I was riding the city bus when I heard the news that season 8 would be HOUSE’s last. I got a sad twinge from that; it was like a golden hammer had made its final strike. The sound of finality is never very pretty.
The news came via Twitter, and the tweets hailed from all over the world. The technology which makes this possible is astonishing. More incredible is how a show about a misanthropic, drug addicted physician captivated its viewers and won their hearts. The credit goes to David Shore for creating the show, the writers and directors for seeing his vision through, and to Hugh Laurie, who took a character who could have been unsympathetic and unlikeable and molded him into someone we adored.
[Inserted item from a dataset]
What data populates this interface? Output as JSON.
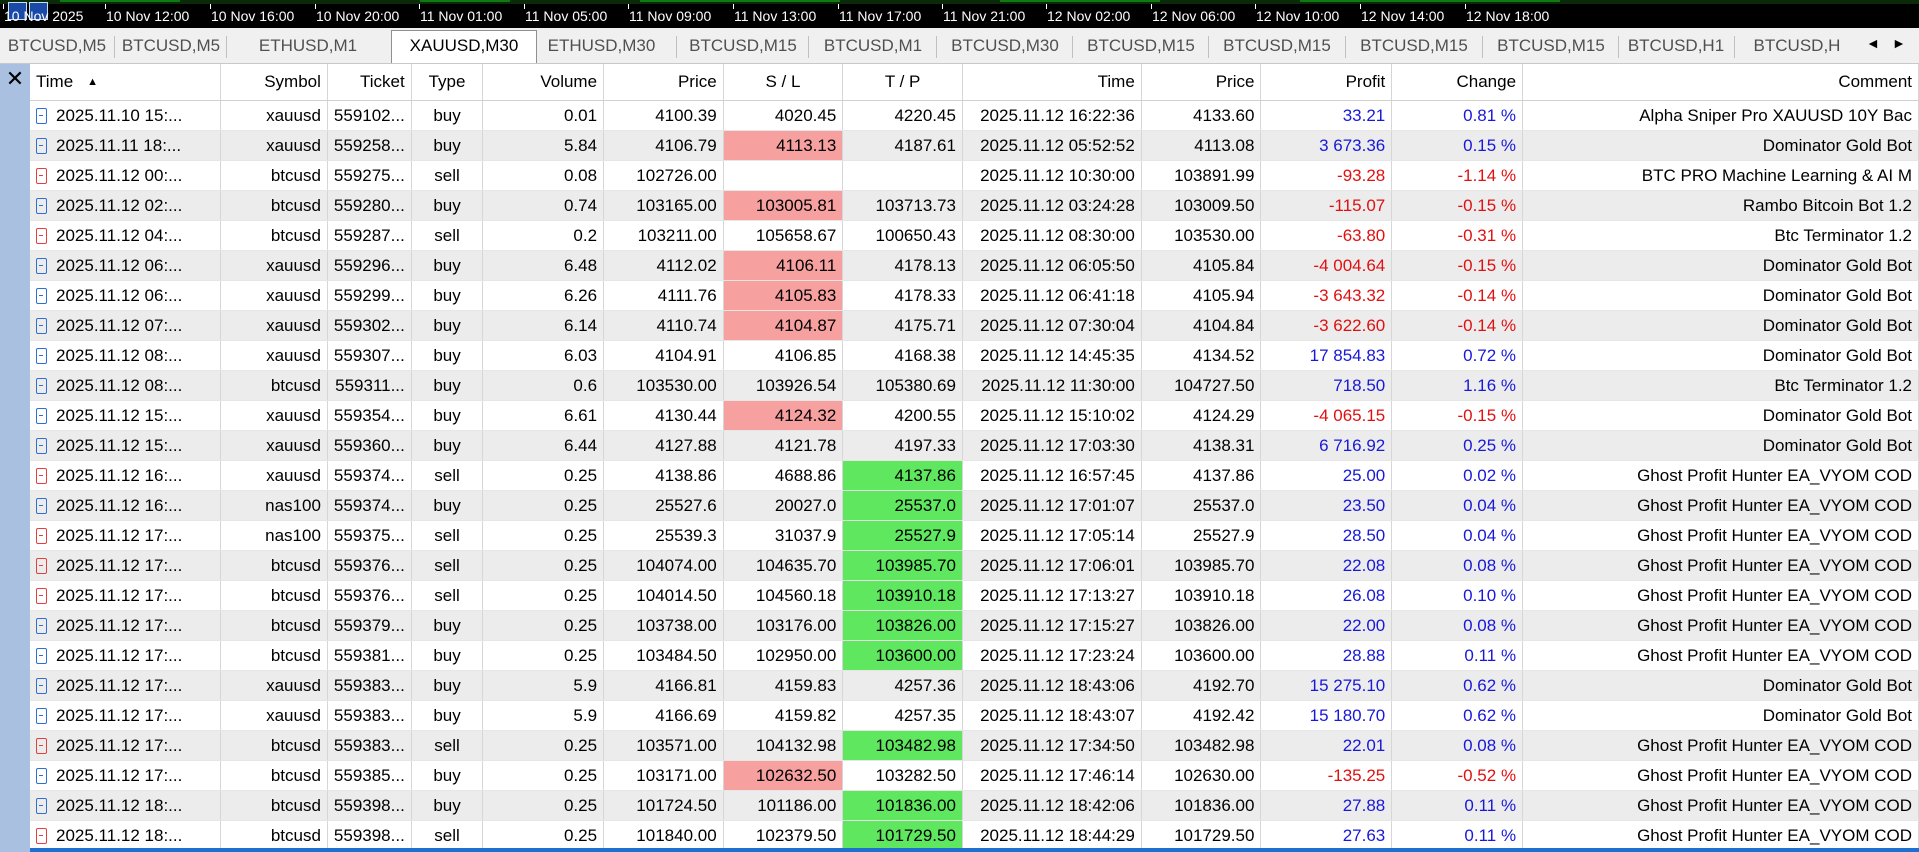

We rooted for him. We cheered him on even when he was at his worst. Because to quote Hugh, “House was on the side of the angels”. Despite his callousness, recklessness, and questionable ethics, he looked for truth and used his formidable mental capabilities to save lives. There was always something to be said for that.
It seemed that the writers, the producers, and the crew loved the show as much as its viewers and always took the time to communicate their enthusiasm and share what they could about next week’s episode. This was always appreciated, probably more than you know.
At its best, House was inspiring, enlightening, and disturbing. Its fandom brought people together who might never have met otherwise. So thank you for the journey. It’s been a mighty fine ride.
When did you start watching House?
I started watching HOUSE from the pilot episode.
What was your first impression?
It was somewhat terrifying. The CGI of the human innards was scary enough but there was an orange tinge to that episode and Hugh Laurie, the actor I knew as Stephen Fry’s comedy partner, was not playing the buffoon anymore. House was an intense, disturbing yet fascinating character.
Why did you keep watching?
The character and his interactions with patients and colleagues were different from anything on the air at the time. You never knew what to expect when you tuned in.
You hated it when... Why?
House continually traveled the road to self-destruction. He was smarter than that and wouldn’t approve of a patient or colleague acting the way he did.
You loved it when... Why?
House pointed out the truth in often blunt and unsympathetic ways.
Why House mattered to you?
He was a character who, no matter how caustic he seemed, was always on the side of the angels and the truth.
What will you miss?
The stories, the chemistry between the characters, especially the House/Wilson dynamic, the sharp writing. Everything.
What will you remember?
Looking forward to Monday nights, enjoying the discussions with the writers and crew who generously gave their time to the fans, knowing at the end of the long summer hiatus there would be a new season waiting.